Antibody-based techniques can provide valuable insights into PDE1A's role in kidney disease:

• Cell-type mapping:

  • Perform high-resolution co-localization studies to map PDE1A expression in specific nephron segments

  • Use dual-immunostaining with nephron segment markers (podocin, AQP1, NKCC2, NCC)

  • Compare expression patterns in healthy versus diseased kidneys

• Pathological correlations:

  • Quantify PDE1A expression in kidney biopsies from various nephropathies

  • Correlate with markers of kidney injury (KIM-1, NGAL)

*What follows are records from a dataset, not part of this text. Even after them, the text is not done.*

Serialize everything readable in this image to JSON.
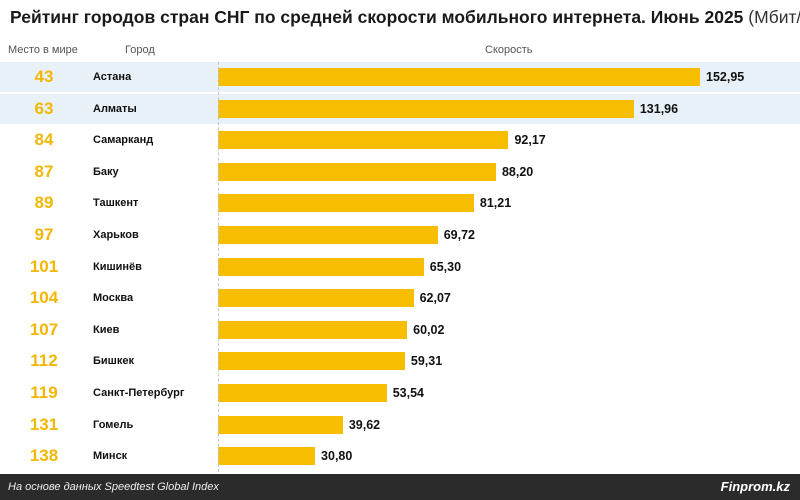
{
  "chart_data": {
    "type": "bar",
    "title": "Рейтинг городов стран СНГ по средней скорости мобильного интернета. Июнь 2025",
    "unit": "(Мбит/с)",
    "headers": {
      "rank": "Место в мире",
      "city": "Город",
      "speed": "Скорость"
    },
    "categories": [
      "Астана",
      "Алматы",
      "Самарканд",
      "Баку",
      "Ташкент",
      "Харьков",
      "Кишинёв",
      "Москва",
      "Киев",
      "Бишкек",
      "Санкт-Петербург",
      "Гомель",
      "Минск"
    ],
    "ranks": [
      "43",
      "63",
      "84",
      "87",
      "89",
      "97",
      "101",
      "104",
      "107",
      "112",
      "119",
      "131",
      "138"
    ],
    "values": [
      152.95,
      131.96,
      92.17,
      88.2,
      81.21,
      69.72,
      65.3,
      62.07,
      60.02,
      59.31,
      53.54,
      39.62,
      30.8
    ],
    "value_labels": [
      "152,95",
      "131,96",
      "92,17",
      "88,20",
      "81,21",
      "69,72",
      "65,30",
      "62,07",
      "60,02",
      "59,31",
      "53,54",
      "39,62",
      "30,80"
    ],
    "highlighted_rows": [
      0,
      1
    ],
    "bar_color": "#f7bd00",
    "rank_color": "#f2b705",
    "highlight_color": "#e8f0f8"
  },
  "footer": {
    "source": "На основе данных Speedtest Global Index",
    "brand": "Finprom.kz"
  }
}
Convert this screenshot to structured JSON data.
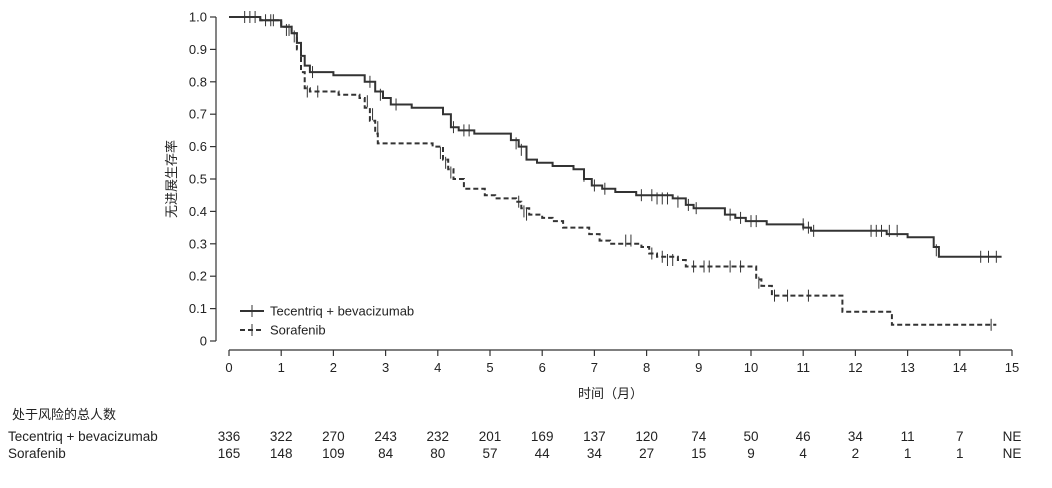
{
  "chart_data": {
    "type": "line",
    "ylabel": "无进展生存率",
    "xlabel": "时间（月）",
    "xlim": [
      0,
      15
    ],
    "ylim": [
      0,
      1.0
    ],
    "x_ticks": [
      "0",
      "1",
      "2",
      "3",
      "4",
      "5",
      "6",
      "7",
      "8",
      "9",
      "10",
      "11",
      "12",
      "13",
      "14",
      "15"
    ],
    "y_ticks": [
      "0",
      "0.1",
      "0.2",
      "0.3",
      "0.4",
      "0.5",
      "0.6",
      "0.7",
      "0.8",
      "0.9",
      "1.0"
    ],
    "legend_position": "bottom-left",
    "series": [
      {
        "name": "Tecentriq + bevacizumab",
        "style": "solid",
        "color": "#333333",
        "step_points": [
          [
            0,
            1.0
          ],
          [
            0.6,
            0.99
          ],
          [
            1.0,
            0.97
          ],
          [
            1.2,
            0.95
          ],
          [
            1.3,
            0.92
          ],
          [
            1.38,
            0.88
          ],
          [
            1.45,
            0.85
          ],
          [
            1.55,
            0.83
          ],
          [
            2.0,
            0.82
          ],
          [
            2.6,
            0.8
          ],
          [
            2.8,
            0.77
          ],
          [
            2.95,
            0.75
          ],
          [
            3.1,
            0.73
          ],
          [
            3.5,
            0.72
          ],
          [
            4.1,
            0.7
          ],
          [
            4.25,
            0.66
          ],
          [
            4.4,
            0.65
          ],
          [
            4.7,
            0.64
          ],
          [
            5.4,
            0.62
          ],
          [
            5.55,
            0.6
          ],
          [
            5.7,
            0.56
          ],
          [
            5.9,
            0.55
          ],
          [
            6.2,
            0.54
          ],
          [
            6.6,
            0.53
          ],
          [
            6.8,
            0.5
          ],
          [
            6.95,
            0.48
          ],
          [
            7.15,
            0.47
          ],
          [
            7.4,
            0.46
          ],
          [
            7.8,
            0.45
          ],
          [
            8.5,
            0.44
          ],
          [
            8.75,
            0.42
          ],
          [
            8.9,
            0.41
          ],
          [
            9.3,
            0.41
          ],
          [
            9.5,
            0.39
          ],
          [
            9.7,
            0.38
          ],
          [
            9.9,
            0.37
          ],
          [
            10.3,
            0.36
          ],
          [
            11.0,
            0.35
          ],
          [
            11.15,
            0.34
          ],
          [
            12.6,
            0.33
          ],
          [
            13.0,
            0.32
          ],
          [
            13.5,
            0.29
          ],
          [
            13.6,
            0.26
          ],
          [
            14.8,
            0.26
          ]
        ],
        "censor": [
          [
            0.3,
            1.0
          ],
          [
            0.5,
            1.0
          ],
          [
            0.7,
            0.99
          ],
          [
            0.85,
            0.99
          ],
          [
            1.1,
            0.96
          ],
          [
            1.25,
            0.94
          ],
          [
            1.6,
            0.83
          ],
          [
            2.7,
            0.8
          ],
          [
            2.9,
            0.76
          ],
          [
            3.2,
            0.73
          ],
          [
            4.3,
            0.66
          ],
          [
            4.5,
            0.65
          ],
          [
            4.6,
            0.65
          ],
          [
            5.5,
            0.61
          ],
          [
            5.6,
            0.59
          ],
          [
            6.8,
            0.51
          ],
          [
            7.0,
            0.48
          ],
          [
            7.2,
            0.47
          ],
          [
            7.9,
            0.45
          ],
          [
            8.1,
            0.45
          ],
          [
            8.2,
            0.44
          ],
          [
            8.3,
            0.44
          ],
          [
            8.4,
            0.44
          ],
          [
            8.6,
            0.43
          ],
          [
            8.8,
            0.42
          ],
          [
            8.95,
            0.41
          ],
          [
            9.6,
            0.39
          ],
          [
            9.8,
            0.38
          ],
          [
            10.0,
            0.37
          ],
          [
            10.1,
            0.37
          ],
          [
            11.0,
            0.36
          ],
          [
            11.1,
            0.35
          ],
          [
            11.2,
            0.34
          ],
          [
            12.3,
            0.34
          ],
          [
            12.4,
            0.34
          ],
          [
            12.5,
            0.34
          ],
          [
            12.65,
            0.34
          ],
          [
            12.8,
            0.34
          ],
          [
            13.55,
            0.28
          ],
          [
            14.4,
            0.26
          ],
          [
            14.55,
            0.26
          ],
          [
            14.7,
            0.26
          ]
        ]
      },
      {
        "name": "Sorafenib",
        "style": "dashed",
        "color": "#333333",
        "step_points": [
          [
            0,
            1.0
          ],
          [
            0.6,
            0.99
          ],
          [
            1.0,
            0.97
          ],
          [
            1.2,
            0.95
          ],
          [
            1.3,
            0.9
          ],
          [
            1.38,
            0.83
          ],
          [
            1.45,
            0.78
          ],
          [
            1.55,
            0.77
          ],
          [
            2.1,
            0.76
          ],
          [
            2.5,
            0.75
          ],
          [
            2.6,
            0.72
          ],
          [
            2.7,
            0.68
          ],
          [
            2.8,
            0.64
          ],
          [
            2.85,
            0.61
          ],
          [
            3.9,
            0.6
          ],
          [
            4.1,
            0.56
          ],
          [
            4.2,
            0.53
          ],
          [
            4.3,
            0.5
          ],
          [
            4.5,
            0.47
          ],
          [
            4.9,
            0.45
          ],
          [
            5.1,
            0.44
          ],
          [
            5.5,
            0.43
          ],
          [
            5.6,
            0.41
          ],
          [
            5.75,
            0.39
          ],
          [
            6.0,
            0.38
          ],
          [
            6.2,
            0.37
          ],
          [
            6.4,
            0.35
          ],
          [
            6.9,
            0.33
          ],
          [
            7.1,
            0.31
          ],
          [
            7.3,
            0.3
          ],
          [
            7.9,
            0.29
          ],
          [
            8.05,
            0.27
          ],
          [
            8.2,
            0.26
          ],
          [
            8.6,
            0.25
          ],
          [
            8.75,
            0.23
          ],
          [
            9.9,
            0.23
          ],
          [
            10.1,
            0.19
          ],
          [
            10.2,
            0.17
          ],
          [
            10.4,
            0.14
          ],
          [
            11.4,
            0.14
          ],
          [
            11.75,
            0.09
          ],
          [
            12.7,
            0.05
          ],
          [
            14.7,
            0.05
          ]
        ],
        "censor": [
          [
            0.4,
            1.0
          ],
          [
            0.8,
            0.99
          ],
          [
            1.15,
            0.96
          ],
          [
            1.5,
            0.77
          ],
          [
            1.7,
            0.77
          ],
          [
            2.65,
            0.74
          ],
          [
            2.75,
            0.7
          ],
          [
            2.85,
            0.66
          ],
          [
            4.05,
            0.58
          ],
          [
            4.15,
            0.55
          ],
          [
            4.25,
            0.52
          ],
          [
            5.55,
            0.43
          ],
          [
            5.65,
            0.4
          ],
          [
            5.7,
            0.39
          ],
          [
            7.6,
            0.31
          ],
          [
            7.7,
            0.31
          ],
          [
            8.1,
            0.27
          ],
          [
            8.3,
            0.26
          ],
          [
            8.4,
            0.25
          ],
          [
            8.5,
            0.25
          ],
          [
            8.9,
            0.23
          ],
          [
            9.1,
            0.23
          ],
          [
            9.2,
            0.23
          ],
          [
            9.6,
            0.23
          ],
          [
            9.8,
            0.23
          ],
          [
            10.15,
            0.18
          ],
          [
            10.45,
            0.14
          ],
          [
            10.7,
            0.14
          ],
          [
            11.1,
            0.14
          ],
          [
            14.6,
            0.05
          ]
        ]
      }
    ]
  },
  "risk_table": {
    "title": "处于风险的总人数",
    "rows": [
      {
        "name": "Tecentriq + bevacizumab",
        "values": [
          "336",
          "322",
          "270",
          "243",
          "232",
          "201",
          "169",
          "137",
          "120",
          "74",
          "50",
          "46",
          "34",
          "11",
          "7",
          "NE"
        ]
      },
      {
        "name": "Sorafenib",
        "values": [
          "165",
          "148",
          "109",
          "84",
          "80",
          "57",
          "44",
          "34",
          "27",
          "15",
          "9",
          "4",
          "2",
          "1",
          "1",
          "NE"
        ]
      }
    ]
  }
}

  • Assess relationship with fibrosis markers and inflammatory infiltrates

• Mechanistic studies:

  • Use phospho-specific antibodies to track PDE1A activation status

  • Perform PLA to identify disease-specific protein interaction networks

  • Combine with functional readouts of cAMP/cGMP signaling

• Intervention monitoring:

  • Track changes in PDE1A expression during progression of diabetic kidney disease

  • Monitor effects of PDE1 inhibitors on albuminuria and kidney function

  • Evaluate changes in PDE1A activation with different therapeutic approaches

Research has shown that PDE1 inhibition with selective inhibitors like LY1 can significantly improve renal function in diabetic kidney disease models, reducing albuminuria , suggesting antibody-based monitoring of PDE1A could help track disease progression and treatment response.